There are so many things that you can actually learn about the experience of humans from “No Sugar” by Aboriginal playwright Jack Davis. Davis’ text is set in Western Australia in 1929, around the time that the Great Depression hit and crippled the nation, the White Australia policy being a widespread belief within white communities with the passing of the Immigration Restriction Act of 1901, and the forced removal of Indigenous children from their families in the Stolen Generation during 1920-1970. The play has a harrowing undertone achieved by graphic descriptions of marginalisation, told from the perspective of the Indigenous Millimurra and Munday families. The Millimurra family themselves are a synecdoche for the experience of all Aboriginal people, with the plot outlining the extent of power the government has over the marginalised group, meanwhile undermining it with carefully thought-out humour and irony. It explores the effects of post-colonialism on Australia as a whole, after white European settlement in 1788.
Human experience is something that is hard to resolve into a small blog post, such as this one. To simply put it, human experience is the experience of humans. Summarising “No Sugar”, the main points of human experiences from the point of view of Aboriginal Australians can be compressed into these labels: racism, violence, misogyny, and assimilation. However, with racism being the main motif, it can easily be interlinked to the other labels. While the play itself can teach us a lot about human experience of Indigenous Australians in the early 20th century, it’s important to remember that Jack Davis provides very authentic descriptions due to being based on real events.
You really start to get a vivid depiction of violence perpetrated by white superiority towards Aboriginals in Act Two, Scene Six. Billy, in conversation around a campfire, explains the horrors of when he had to witness the massacre that killed most of his tribe in the quote, “Gudeeah bin kill ‘em. Finish, kill ‘em. Big mob, 1926, kill ‘em big mob my country.” Looking back through the history of Australia regarding Indigenous people, it becomes easy to notice the deplorable trend of violent attacks from white superiority. The Myall Creek Massacre on 10th June 1838 involved a group of white settlers who murdered 28 Aboriginal men, women and children near Myall Creek Station in northern New South Wales. Seven of the killers were tried and hanged. This massacre serves as a reminder of the nation’s colonial violence towards Aboriginal people.
The extreme racism expressed through the actions of white settlers set the grounds for a lack of respect towards Aboriginal women. These women experienced sexism to the extreme of misogyny. Jack Davis’ play highlights this when Mary tells the story of another Aboriginal girl who was sent away to work for a white man (“gudeeah”), then was sent back because she was raped and got pregnant. After giving birth, her baby was forcibly removed from her and killed, evidenced in the quote from Act Two, Scene Four, “And when she had that baby them trackers choked it dead and buried it in the pine plantation.” The Chief Protector of Aboriginals, A. O. Neville, believed that they were incapable of raising their own children themselves in their culture. This belief is what led to the Stolen Generation, a generation of children who were removed from their families and placed with white families. Neville is quoted as saying, “The native must be helped in spite of himself”. The 1905 Aborigines Act had a firm, controlling grip on almost all aspects of Indigenous lives. For those unfortunate enough to be born women, however, there were further restrictions, such as: choice of marriage partners, sexual contacts, and their rights as mothers to raise children.
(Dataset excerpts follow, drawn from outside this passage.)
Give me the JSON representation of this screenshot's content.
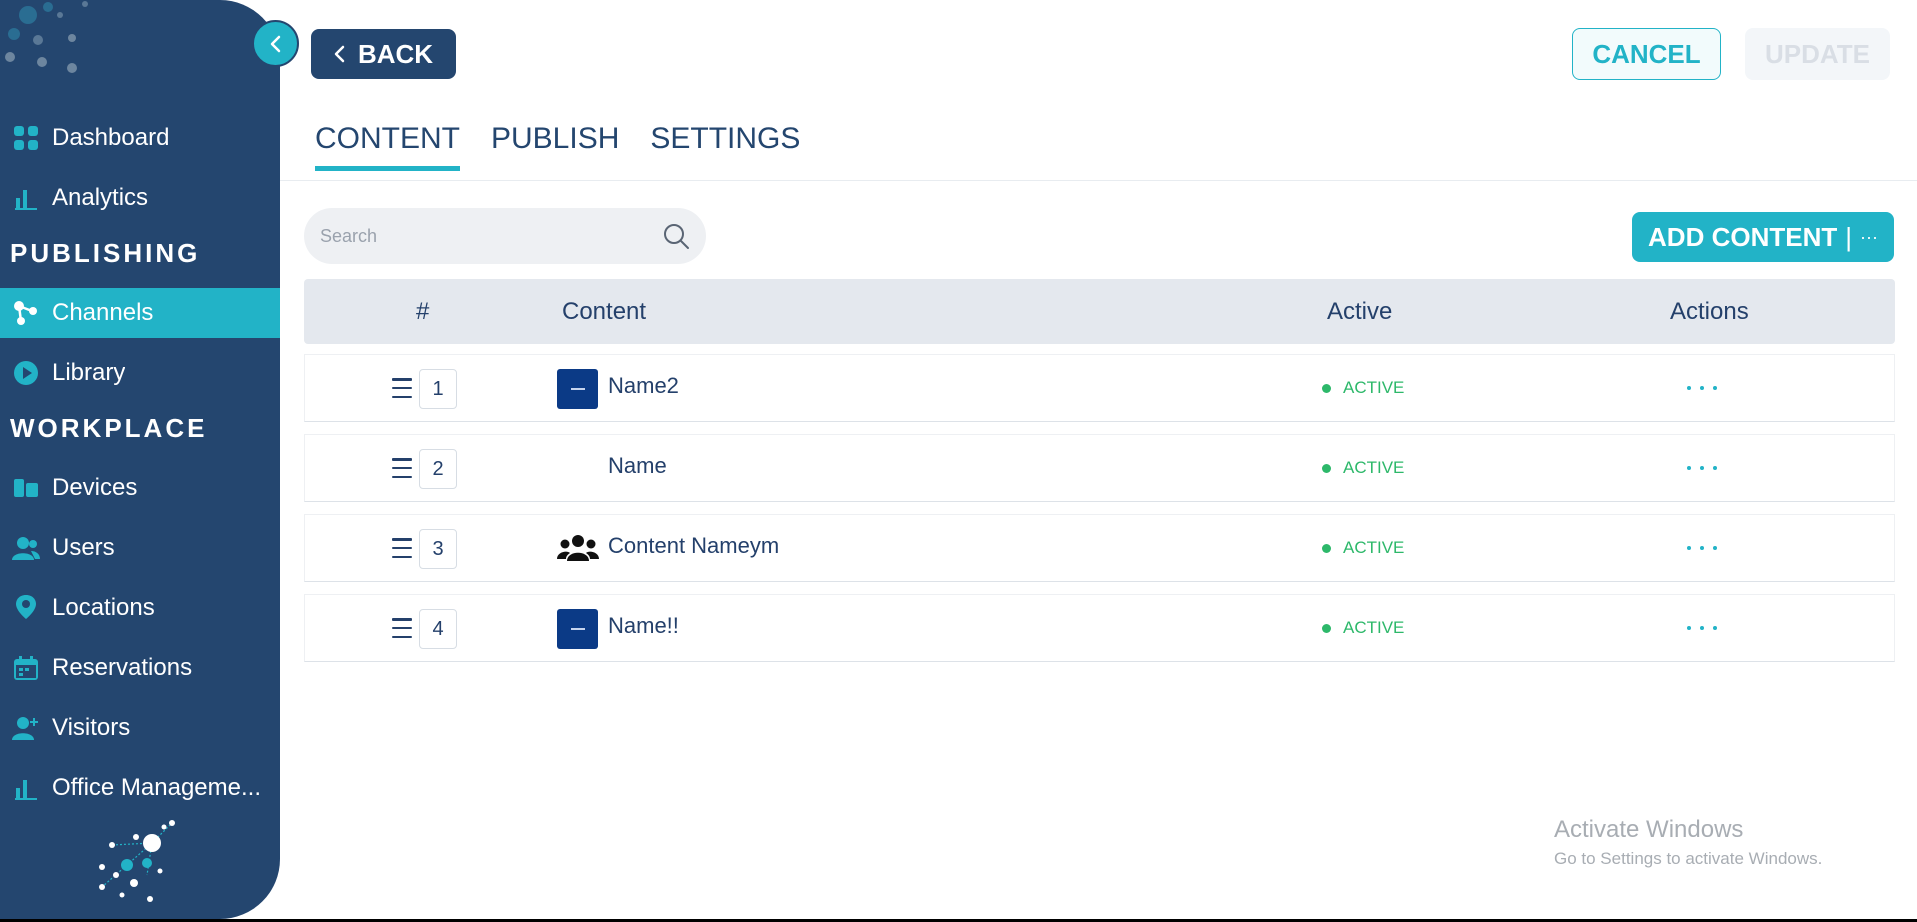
{
  "sidebar": {
    "nav_top": [
      {
        "label": "Dashboard",
        "icon": "grid-icon"
      },
      {
        "label": "Analytics",
        "icon": "bar-chart-icon"
      }
    ],
    "publishing_title": "PUBLISHING",
    "publishing_items": [
      {
        "label": "Channels",
        "icon": "channels-icon",
        "active": true
      },
      {
        "label": "Library",
        "icon": "play-icon"
      }
    ],
    "workplace_title": "WORKPLACE",
    "workplace_items": [
      {
        "label": "Devices",
        "icon": "devices-icon"
      },
      {
        "label": "Users",
        "icon": "users-icon"
      },
      {
        "label": "Locations",
        "icon": "location-pin-icon"
      },
      {
        "label": "Reservations",
        "icon": "calendar-icon"
      },
      {
        "label": "Visitors",
        "icon": "user-plus-icon"
      },
      {
        "label": "Office Manageme...",
        "icon": "bar-chart-icon"
      }
    ]
  },
  "header": {
    "back_label": "BACK",
    "cancel_label": "CANCEL",
    "update_label": "UPDATE"
  },
  "tabs": [
    {
      "label": "CONTENT",
      "active": true
    },
    {
      "label": "PUBLISH"
    },
    {
      "label": "SETTINGS"
    }
  ],
  "search": {
    "placeholder": "Search",
    "value": ""
  },
  "add_content": {
    "label": "ADD CONTENT",
    "separator": "|",
    "more": "···"
  },
  "table": {
    "columns": [
      "#",
      "Content",
      "Active",
      "Actions"
    ],
    "rows": [
      {
        "order": "1",
        "name": "Name2",
        "thumb": "image",
        "status": "ACTIVE"
      },
      {
        "order": "2",
        "name": "Name",
        "thumb": "none",
        "status": "ACTIVE"
      },
      {
        "order": "3",
        "name": "Content Nameym",
        "thumb": "group-icon",
        "status": "ACTIVE"
      },
      {
        "order": "4",
        "name": "Name!!",
        "thumb": "image",
        "status": "ACTIVE"
      }
    ]
  },
  "watermark": {
    "title": "Activate Windows",
    "subtitle": "Go to Settings to activate Windows."
  },
  "colors": {
    "sidebar": "#24466f",
    "accent": "#22b3c7",
    "active_status": "#2db86a"
  }
}
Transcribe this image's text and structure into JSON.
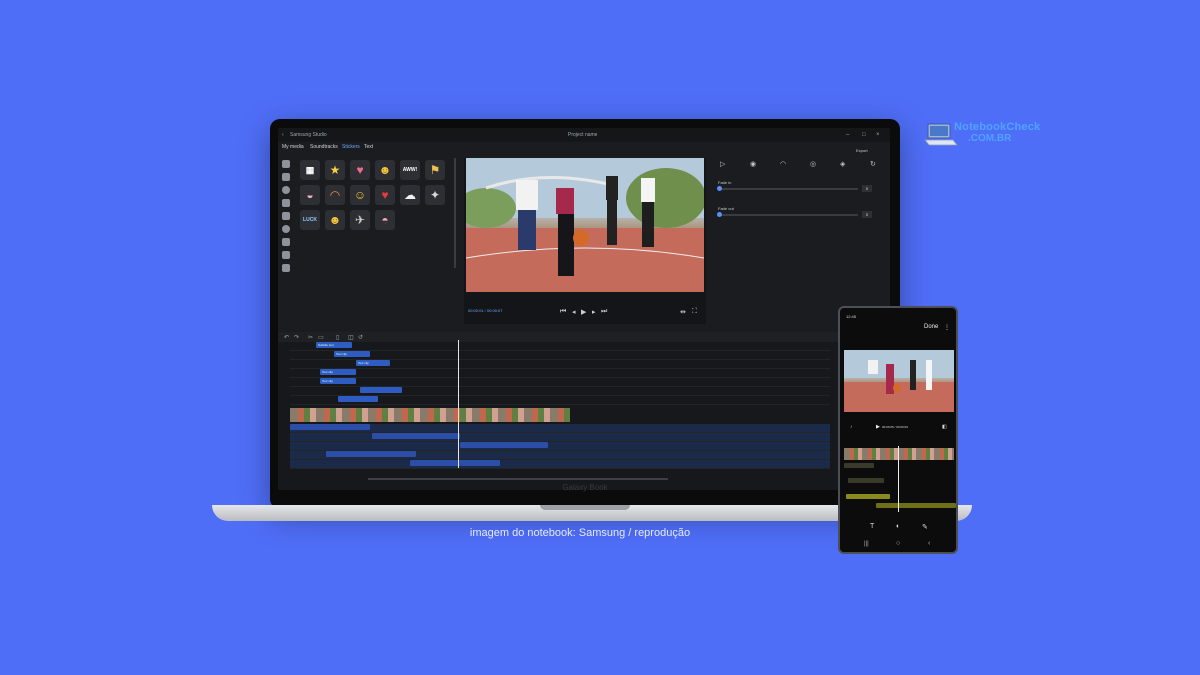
{
  "caption": "imagem do notebook: Samsung / reprodução",
  "watermark": {
    "line1": "NotebookCheck",
    "line2": ".COM.BR"
  },
  "laptop": {
    "brand": "Galaxy Book"
  },
  "app": {
    "window_title": "Samsung Studio",
    "document_title": "Project name",
    "tabs": [
      {
        "label": "My media"
      },
      {
        "label": "Soundtracks"
      },
      {
        "label": "Stickers"
      },
      {
        "label": "Text"
      }
    ],
    "export_label": "Export",
    "timecode": "00:00:01 / 00:00:07",
    "properties": {
      "fade_in_label": "Fade in",
      "fade_in_value": "0",
      "fade_out_label": "Fade out",
      "fade_out_value": "0"
    },
    "timeline_clips": [
      {
        "label": "Subtitle text"
      },
      {
        "label": "Text clip"
      },
      {
        "label": "Text clip"
      },
      {
        "label": "Text clip"
      },
      {
        "label": "Text clip"
      }
    ]
  },
  "phone": {
    "status_time": "12:45",
    "done_label": "Done",
    "timecode": "00:00:05 / 00:00:09"
  },
  "colors": {
    "background": "#4f6ef7",
    "accent": "#5b8fff",
    "clip": "#2f5cc2"
  }
}
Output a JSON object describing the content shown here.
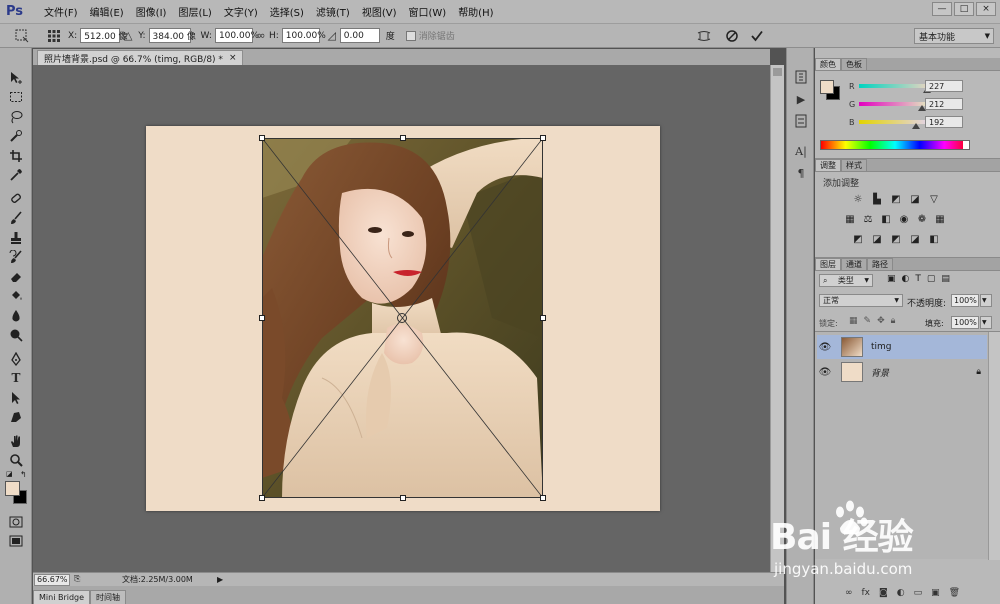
{
  "app": {
    "logo": "Ps",
    "menu": [
      "文件(F)",
      "编辑(E)",
      "图像(I)",
      "图层(L)",
      "文字(Y)",
      "选择(S)",
      "滤镜(T)",
      "视图(V)",
      "窗口(W)",
      "帮助(H)"
    ],
    "window_controls": [
      "—",
      "□",
      "×"
    ]
  },
  "options_bar": {
    "x_label": "X:",
    "x_value": "512.00 像",
    "y_label": "Y:",
    "y_value": "384.00 像",
    "w_label": "W:",
    "w_value": "100.00%",
    "h_label": "H:",
    "h_value": "100.00%",
    "angle_value": "0.00",
    "angle_unit": "度",
    "antialias_label": "消除锯齿",
    "workspace": "基本功能"
  },
  "document": {
    "tab_title": "照片墙背景.psd @ 66.7% (timg, RGB/8) *",
    "tab_close": "×",
    "canvas_color": "#efdcc7"
  },
  "status": {
    "zoom": "66.67%",
    "doc_info": "文档:2.25M/3.00M",
    "bottom_tabs": [
      "Mini Bridge",
      "时间轴"
    ]
  },
  "color_panel": {
    "tabs": [
      "颜色",
      "色板"
    ],
    "r_label": "R",
    "g_label": "G",
    "b_label": "B",
    "r": 227,
    "g": 212,
    "b": 192,
    "r_text": "227",
    "g_text": "212",
    "b_text": "192"
  },
  "adjustments_panel": {
    "tabs": [
      "调整",
      "样式"
    ],
    "title": "添加调整"
  },
  "layers_panel": {
    "tabs": [
      "图层",
      "通道",
      "路径"
    ],
    "filter_label": "类型",
    "blend_mode": "正常",
    "opacity_label": "不透明度:",
    "opacity_value": "100%",
    "lock_label": "锁定:",
    "fill_label": "填充:",
    "fill_value": "100%",
    "layers": [
      {
        "name": "timg",
        "selected": true
      },
      {
        "name": "背景",
        "selected": false,
        "locked": true
      }
    ]
  },
  "colors": {
    "foreground": "#efdcc7",
    "background": "#000000",
    "selected_layer": "#a4b7d9"
  },
  "watermark": {
    "brand": "Bai 经验",
    "url": "jingyan.baidu.com"
  }
}
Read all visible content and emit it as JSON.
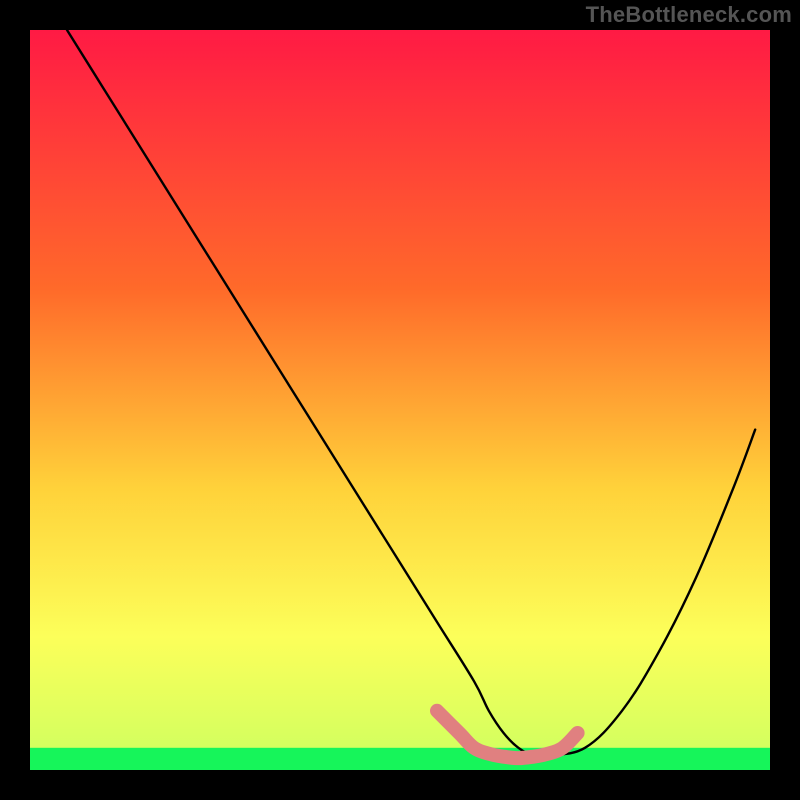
{
  "watermark": "TheBottleneck.com",
  "colors": {
    "black": "#000000",
    "curve": "#000000",
    "pink_marker": "#e08080",
    "green_band": "#16f55a",
    "gradient_top": "#ff1a44",
    "gradient_mid1": "#ff6a2a",
    "gradient_mid2": "#ffd23a",
    "gradient_mid3": "#fcff5a",
    "gradient_bottom": "#ccff60"
  },
  "chart_data": {
    "type": "line",
    "title": "",
    "xlabel": "",
    "ylabel": "",
    "xlim": [
      0,
      100
    ],
    "ylim": [
      0,
      100
    ],
    "x": [
      5,
      10,
      15,
      20,
      25,
      30,
      35,
      40,
      45,
      50,
      55,
      60,
      62,
      64,
      66,
      68,
      70,
      75,
      80,
      85,
      90,
      95,
      98
    ],
    "values": [
      100,
      92,
      84,
      76,
      68,
      60,
      52,
      44,
      36,
      28,
      20,
      12,
      8,
      5,
      3,
      2,
      2,
      3,
      8,
      16,
      26,
      38,
      46
    ],
    "marker_segment": {
      "x": [
        55,
        58,
        60,
        62,
        64,
        66,
        68,
        70,
        72,
        74
      ],
      "values": [
        8,
        5,
        3,
        2.2,
        1.8,
        1.6,
        1.8,
        2.2,
        3,
        5
      ]
    },
    "green_band_y": [
      0,
      3
    ],
    "background_gradient_stops": [
      {
        "offset": 0.0,
        "value": 100
      },
      {
        "offset": 0.35,
        "value": 65
      },
      {
        "offset": 0.65,
        "value": 35
      },
      {
        "offset": 0.85,
        "value": 15
      },
      {
        "offset": 1.0,
        "value": 0
      }
    ]
  }
}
One of the most significant experiences in Aboriginal life during the 20th century was assimilation. Assimilation is defined by the expectation of fitting into the dominant culture, which in Australia’s context was the European culture brought over by the first settlers. Davis’ play actually makes quite a few symbolic references to assimilation in the very first Act alone! The characters David and Cissie are partaking in the traditionally western past time of cricket, followed by David excitedly making reference to a white Australian legendary cricketer, “Woolah! Don Bradman.” Other stereotypes of western culture that the Indigenous characters are participating in are the traditions of drinking tea and reading newspapers, such as the Western Mail. The language barrier as Joe struggles to read this paper aloud clearly shows just how difficult it can actually be for a completely different culture to adopt a new one. In context to being forced into changing cultural identity, it can once again be related back to the Stolen Generation. Indigenous children were removed from their biological families, so that they could be indoctrinated with white Australian ideals and culture. Many Aboriginal and “half-caste” children were sent to the Moore River Native Settlement against their will, which is also one of the main settings of the text.
So, long story short, this article has hopefully made it crystal clear just how unpleasant (to put it lightly) the human experiences of Aboriginals were. Thankfully, it isn’t common to see anything like these atrocities committed on the news as a common occurrence in today’s society. If there were any laws trying to be passed which aimed to oppress and control Indigenous Australians a fraction of the way they did a century ago, it is certain it would be met with a great deal of controversy. Anyhow, it is important to keep in mind that there are so many human experiences from Indigenous perspectives, and “No Sugar”, that this article only scratches the surface on what you can learn about these injustices.